Reinsdorf told the Ohio-born entrepreneur that his front office had no clue what they were doing and that he'd love to run the team someday.

Somehow “run the team” got misinterpreted and a week later he was contacted by the front office asking if he was ready to go through with the purchase of the team.

Shocked, but pleasantly surprised, a young Reinsdorf pounced at the chance and became the owner of the NBA franchise in 1985.

With a third-overall pick by the name of Michael Jordan that was labeled as a fine scorer and talented player, but not one to build a franchise around, Reinsdorf put pieces around him by drafting Horace Grant and Scottie Pippen in the following years.

Fast forward 13 years and Reinsdorf had six NBA championships and sold out arenas everywhere the Bulls played.

“Jerry Reinsdorf is one of the most intriguing owners of all,” Hall-of-Famer Jerry West told Sam Smith of Bulls.com. “Rarely do you see or hear much out of him. People who are understated and have success, I’ve always been very fond of people like that because it points to who they really are.”
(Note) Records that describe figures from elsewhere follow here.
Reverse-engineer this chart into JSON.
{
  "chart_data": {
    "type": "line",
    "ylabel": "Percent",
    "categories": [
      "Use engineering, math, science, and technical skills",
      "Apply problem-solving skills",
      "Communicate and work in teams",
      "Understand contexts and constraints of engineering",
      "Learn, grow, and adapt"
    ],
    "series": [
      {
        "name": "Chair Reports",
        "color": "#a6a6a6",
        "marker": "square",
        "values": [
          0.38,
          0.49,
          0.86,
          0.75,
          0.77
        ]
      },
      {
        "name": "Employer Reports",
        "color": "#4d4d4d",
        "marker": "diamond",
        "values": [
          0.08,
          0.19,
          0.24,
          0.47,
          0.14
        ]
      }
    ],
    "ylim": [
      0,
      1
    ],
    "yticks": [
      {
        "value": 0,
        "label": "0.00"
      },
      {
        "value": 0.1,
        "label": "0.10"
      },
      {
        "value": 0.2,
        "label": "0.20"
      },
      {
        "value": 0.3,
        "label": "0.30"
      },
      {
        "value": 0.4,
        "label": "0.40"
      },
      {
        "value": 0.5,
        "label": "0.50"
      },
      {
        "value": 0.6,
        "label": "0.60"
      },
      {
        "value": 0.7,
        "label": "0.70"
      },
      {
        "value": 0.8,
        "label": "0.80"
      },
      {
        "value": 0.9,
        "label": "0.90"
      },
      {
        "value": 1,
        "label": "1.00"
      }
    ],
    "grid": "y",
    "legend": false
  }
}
“Let’s forget just basketball,” he said. “Look at his contribution to the sports enthusiast in Chicago. He’s had a vision and obviously he’s been at the right place at the right time, but he’s done so successfully. The Bulls had great success obviously with Michael, but I can’t say if I even saw him around with all the celebrations. It points out to me what kind of a person he really is, so pleasant, so easy to be around; there’s something about him you just like.”

Reinsdorf has also drawn high praise from President Barack Obama, a raving Chicago sports and basketball fan.

“It's hard to overstate what Jerry Reinsdorf has brought to Chicago and basketball,” said Obama. “For hometown fans like me, privileged to experience six Bulls championships, the memories are indelible. Night after night, we reveled in Michael's unbreakable will; the long-armed, strangulating defense of Pippen and, later, Rodman; the sly, cerebral leadership of Coach Jackson. Jerry Reinsdorf made that possible. Taking over a struggling franchise in the early '80s, he put into place the pieces for one of the greatest runs in NBA history.”

“Yet Jerry has always been content to stay far in the background, ceding the spotlight to the magnificent performers on the floor, the coaches and management,” President Obama added. “He has done the same on the South Side, where his White Sox brought Chicago its first World Series championship in nearly a century. Few in sports can claim such a legacy. For his achievements, his character and commitment to excellence, Jerry Reinsdorf deserves to be enshrined with the other heroes of the game.”

Jerry Reinsdorf will be enshrined in the Hall of Fame on Friday among the likes of Allen Iverson, Shaquille O'Neal and Yao Ming.